Conference:  BlackHat USA 2019



New side-channel attacks can break database encryption for numeric data, and countermeasures involve adding dummy records, making dummy queries, or increasing client-side post-processing.
  • Leakage can arise from properties related to values, queries, and responses
  • Think about what points in the implementation all these kinds of leakage could arise
  • Mitigating leakage involves restricting the type or granularity of queries, adding dummy records or queries, and trusting hardware on the server
  • Trade-offs must be made in encrypted database solutions, sacrificing efficiency or completeness for security
An adversary can use access pattern leakage and volume leakage to determine the value of every record in a database, bypassing encryption. Countermeasures like adding dummy records or queries can help hide frequency information and smooth out the distribution of queries, but may sacrifice efficiency or completeness of query results.

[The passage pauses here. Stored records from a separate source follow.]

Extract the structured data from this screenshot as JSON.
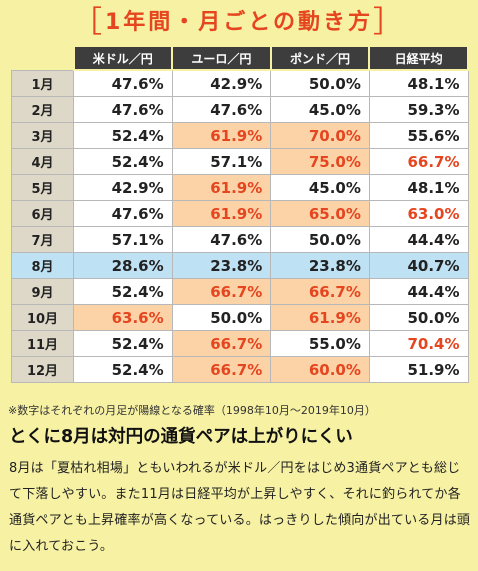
{
  "title": "1年間・月ごとの動き方",
  "headers": [
    "米ドル／円",
    "ユーロ／円",
    "ポンド／円",
    "日経平均"
  ],
  "rows": [
    {
      "month": "1月",
      "values": [
        "47.6%",
        "42.9%",
        "50.0%",
        "48.1%"
      ],
      "highlight": [
        false,
        false,
        false,
        false
      ],
      "red": [
        false,
        false,
        false,
        false
      ],
      "blue": false
    },
    {
      "month": "2月",
      "values": [
        "47.6%",
        "47.6%",
        "45.0%",
        "59.3%"
      ],
      "highlight": [
        false,
        false,
        false,
        false
      ],
      "red": [
        false,
        false,
        false,
        false
      ],
      "blue": false
    },
    {
      "month": "3月",
      "values": [
        "52.4%",
        "61.9%",
        "70.0%",
        "55.6%"
      ],
      "highlight": [
        false,
        true,
        true,
        false
      ],
      "red": [
        false,
        false,
        false,
        false
      ],
      "blue": false
    },
    {
      "month": "4月",
      "values": [
        "52.4%",
        "57.1%",
        "75.0%",
        "66.7%"
      ],
      "highlight": [
        false,
        false,
        true,
        false
      ],
      "red": [
        false,
        false,
        false,
        true
      ],
      "blue": false
    },
    {
      "month": "5月",
      "values": [
        "42.9%",
        "61.9%",
        "45.0%",
        "48.1%"
      ],
      "highlight": [
        false,
        true,
        false,
        false
      ],
      "red": [
        false,
        false,
        false,
        false
      ],
      "blue": false
    },
    {
      "month": "6月",
      "values": [
        "47.6%",
        "61.9%",
        "65.0%",
        "63.0%"
      ],
      "highlight": [
        false,
        true,
        true,
        false
      ],
      "red": [
        false,
        false,
        false,
        true
      ],
      "blue": false
    },
    {
      "month": "7月",
      "values": [
        "57.1%",
        "47.6%",
        "50.0%",
        "44.4%"
      ],
      "highlight": [
        false,
        false,
        false,
        false
      ],
      "red": [
        false,
        false,
        false,
        false
      ],
      "blue": false
    },
    {
      "month": "8月",
      "values": [
        "28.6%",
        "23.8%",
        "23.8%",
        "40.7%"
      ],
      "highlight": [
        false,
        false,
        false,
        false
      ],
      "red": [
        false,
        false,
        false,
        false
      ],
      "blue": true
    },
    {
      "month": "9月",
      "values": [
        "52.4%",
        "66.7%",
        "66.7%",
        "44.4%"
      ],
      "highlight": [
        false,
        true,
        true,
        false
      ],
      "red": [
        false,
        false,
        false,
        false
      ],
      "blue": false
    },
    {
      "month": "10月",
      "values": [
        "63.6%",
        "50.0%",
        "61.9%",
        "50.0%"
      ],
      "highlight": [
        true,
        false,
        true,
        false
      ],
      "red": [
        false,
        false,
        false,
        false
      ],
      "blue": false
    },
    {
      "month": "11月",
      "values": [
        "52.4%",
        "66.7%",
        "55.0%",
        "70.4%"
      ],
      "highlight": [
        false,
        true,
        false,
        false
      ],
      "red": [
        false,
        false,
        false,
        true
      ],
      "blue": false
    },
    {
      "month": "12月",
      "values": [
        "52.4%",
        "66.7%",
        "60.0%",
        "51.9%"
      ],
      "highlight": [
        false,
        true,
        true,
        false
      ],
      "red": [
        false,
        false,
        false,
        false
      ],
      "blue": false
    }
  ],
  "note": "※数字はそれぞれの月足が陽線となる確率（1998年10月〜2019年10月）",
  "headline": "とくに8月は対円の通貨ペアは上がりにくい",
  "body_text": "8月は「夏枯れ相場」ともいわれるが米ドル／円をはじめ3通貨ペアとも総じて下落しやすい。また11月は日経平均が上昇しやすく、それに釣られてか各通貨ペアとも上昇確率が高くなっている。はっきりした傾向が出ている月は頭に入れておこう。",
  "colors": {
    "accent_red": "#e5451f",
    "highlight_orange": "#fbd3a7",
    "highlight_blue": "#bfe1f4",
    "background": "#f7f1a4",
    "header_dark": "#3d3d3d"
  }
}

Security researchers and practitioners have proposed many techniques for securely storing and querying outsourced data. I'll start this talk with an overview of common building blocks and the latest commercial and academic solutions, focusing on those that support range queries (e.g., selecting all records where the age attribute is between 18 and 65). These techniques are tailored to specific threat models. For example, if the database server is trusted but not the network, connections can be encrypted with TLS. If the database server is trusted but there is a risk of disk theft, full-disk encryption or page-level encryption of database files and logs (e.g., Transparent Data Encryption) can be enabled. If the database server isn't trusted at all, a system that encrypts all data before uploading it (e.g., via a CipherCloud gateway or CryptDB proxy server) could be employed.All of these solutions, however, leak some information when a query is processed -- like the set of records matching the query, or the size of this set. This information leaks even to an observer who doesn't have any cryptographic keys. The source of the leakage can vary; it could be network traffic, observed memory accesses, or database logs recovered by forensic analysis. I'll explain how this leakage can be exploited by an attacker to break the encryption and recover values in the database. These attacks are entirely generic and don't depend on the database implementation. They have connections to graph theory, Golomb rulers, and machine learning. I'll discuss proposed countermeasures, and finish by offering guidelines that practitioners can use when assessing the security claims of the latest and greatest database encryption solutions.